Editorial

Midori: Mehr als ein Sommerlochfüller?


Artikel erschienen in Swiss IT Magazine 2008/16

     

Dass ein Sommerloch journalistische Blüten wie Seeungeheuer, Krokodile im Rhein und Braunbären, die deutsche Wälder unsicher machen, hervorbringt, ist allgemein bekannt, dass das letzte Sommerloch aber nicht weniger als den potentiellen Nachfolger unseres heissgeliebten Windows gebar, hat auch mich ein wenig überrascht. Es war natürlich kein Zufall, dass Ende Juli aus Redmond ein neues Buzzword über befreundete Kanäle in die Blogosphäre sickerte und es von dort kurze Zeit später auf die Titelseiten der Tageszeitungen und Fachmagazine in der ganzen Welt schaffte. Hinter Midori, so viel für alle, die die sommerliche und höchst inoffizielle Charme-Offensive der Microsoft-PR-Abteilung wider Erwarten verpasst haben, steckt ein neues Betriebssystemkonzept, das extrem modular aufgebaut ist, konsequent auf Managed Code setzt, Virtualisierung nutzt und vor allem keinerlei Altlasten aus dem jetzigen Windows übernehmen soll. Kurz, es klingt fast zu schön, um wahr werden zu können. Auch wenn Midori, sollte es jemals aus dem Status eines Inkubationsprojekts herauskommen, noch über zehn Jahre auf sich warten lassen dürfte, stellt sich natürlich die Frage, warum es zu einem Zeitpunkt lanciert wird, zu dem die Fertigstellung des Vista-Nachfolgers Windows 7 auf Hochtouren läuft.

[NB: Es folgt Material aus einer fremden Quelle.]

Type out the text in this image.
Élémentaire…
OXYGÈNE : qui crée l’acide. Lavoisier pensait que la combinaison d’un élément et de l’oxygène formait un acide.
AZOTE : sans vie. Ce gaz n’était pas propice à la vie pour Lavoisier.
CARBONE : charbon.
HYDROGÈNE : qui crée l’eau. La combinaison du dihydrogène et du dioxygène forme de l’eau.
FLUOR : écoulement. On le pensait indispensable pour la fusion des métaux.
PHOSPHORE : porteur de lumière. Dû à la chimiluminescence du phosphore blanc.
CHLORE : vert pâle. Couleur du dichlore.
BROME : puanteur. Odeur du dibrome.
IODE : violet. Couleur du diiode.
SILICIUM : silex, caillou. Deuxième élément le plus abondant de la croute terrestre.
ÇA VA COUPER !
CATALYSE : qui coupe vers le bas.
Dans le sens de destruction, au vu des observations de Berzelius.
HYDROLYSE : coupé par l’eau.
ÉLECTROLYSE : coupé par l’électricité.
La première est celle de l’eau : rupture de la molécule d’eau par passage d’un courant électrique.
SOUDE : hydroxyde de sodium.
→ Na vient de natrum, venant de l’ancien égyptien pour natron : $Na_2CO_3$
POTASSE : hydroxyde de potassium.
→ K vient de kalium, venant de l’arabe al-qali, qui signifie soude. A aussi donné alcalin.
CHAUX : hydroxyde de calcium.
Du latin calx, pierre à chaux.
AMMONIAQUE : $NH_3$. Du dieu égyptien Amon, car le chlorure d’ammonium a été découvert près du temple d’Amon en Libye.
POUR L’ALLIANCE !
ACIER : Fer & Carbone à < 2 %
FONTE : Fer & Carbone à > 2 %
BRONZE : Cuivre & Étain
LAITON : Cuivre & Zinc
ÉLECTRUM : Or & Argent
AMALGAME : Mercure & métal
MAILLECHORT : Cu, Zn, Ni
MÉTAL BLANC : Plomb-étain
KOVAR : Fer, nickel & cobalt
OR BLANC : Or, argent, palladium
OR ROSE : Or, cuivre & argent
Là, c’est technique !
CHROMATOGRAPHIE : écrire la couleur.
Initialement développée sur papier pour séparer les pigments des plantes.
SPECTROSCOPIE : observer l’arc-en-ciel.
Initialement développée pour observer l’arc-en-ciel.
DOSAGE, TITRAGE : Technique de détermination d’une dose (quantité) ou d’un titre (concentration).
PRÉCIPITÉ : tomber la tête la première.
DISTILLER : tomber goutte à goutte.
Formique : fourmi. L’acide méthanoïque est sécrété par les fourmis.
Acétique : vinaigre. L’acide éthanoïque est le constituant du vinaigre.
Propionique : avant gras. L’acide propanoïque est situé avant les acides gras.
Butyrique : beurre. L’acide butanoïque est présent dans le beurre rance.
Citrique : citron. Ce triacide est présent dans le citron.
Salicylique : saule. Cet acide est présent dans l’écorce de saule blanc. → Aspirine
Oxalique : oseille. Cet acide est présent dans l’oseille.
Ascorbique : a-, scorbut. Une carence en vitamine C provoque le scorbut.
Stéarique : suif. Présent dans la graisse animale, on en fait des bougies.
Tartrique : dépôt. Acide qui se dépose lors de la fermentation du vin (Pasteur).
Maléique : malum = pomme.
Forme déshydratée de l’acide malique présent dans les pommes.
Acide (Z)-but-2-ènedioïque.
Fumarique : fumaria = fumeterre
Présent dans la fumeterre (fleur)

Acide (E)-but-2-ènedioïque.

Wie immer gibt es dafür gleich mehrere Gründe. Fakt ist, dass Microsoft mit Vista nicht gerade der grosse Wurf gelungen ist und sich mit dem XP-Nachfolger ein massives Imageproblem geschaffen hat. Von der Klarheit für unsere Welt, die in den Werbekampagnen vor der Vista-Einführung versprochen wurde, ist im endgültigen Release leider nicht viel übriggeblieben. Für Anwender wie für IT-Profis ist es leicht, über Vista zu schimpfen, die wahren Ursachen liegen etwas tiefer und sind rein technischer Natur. Das Fenstersystem, das bereits Mitte der 80er Jahre für Windows 1.0 geschaffen wurde und mit dem auch Vista auskommen muss, ist hoffnungslos veraltet, auch wenn es seine Aufgabe nach wie vor gut erfüllt. Die Windows-API ist mit ihren (geschätzten) 50’000 Funktionen unübersehbar geworden.




Selbst Microsoft-Entwickler dürften da nicht mehr durchblicken. Das deutlich modernere, geordnetere und auf einer virtuellen Maschine basierende .NET Framework böte eine Alternative, wird aber für die Anwendungsentwicklung bei Drittanbietern kaum genutzt. 90 Prozent aller Anwendungen werden mit C++ basierend auf der MFC oder direkt der API entwickelt. Anders als Apple schrieb Microsoft den Entwicklern bei Drittherstellern nie vor, wie sie etwas zu programmieren hatten. Das führte zwar zu einer explosionsartigen Verbreitung von Windows-Software Anfang der 90er Jahre und sicherte Microsoft das heutige Monopol, führte aber auch dazu, dass die Microsoft-Entwickler für die unsauberen Programmiertechniken ihrer Kunden büssen müssen, indem sie APIs nicht einfach ausrangieren oder kleinere Fehler beheben können, weil dann uralte, aber immer noch im Einsatz befindliche Branchenpakete nicht mehr laufen würden.



Auch ein «Windows 7» wird daran nichts ändern, trotz einer in Aussicht gestellten Mini-Win-Edition. Seine Hauptaufgabe besteht darin, verlorenes Vertrauen vor allem bei den IT-Profis zurückzugewinnen, denn ein weiteres Update, das keiner will, wird sich Microsoft nicht erlauben können.
Spätestens auf der PDC, die Ende Oktober in Los Angeles über die Bühne geht, wird sich zeigen, ob «Windori» in der Keynote von Ray Ozzie erwähnt und damit als echtes Microsoft-Projekt geadelt wird, oder ob es sich zu den Seemonstern, Braunbären und anderen Sommerlochthemen gesellt.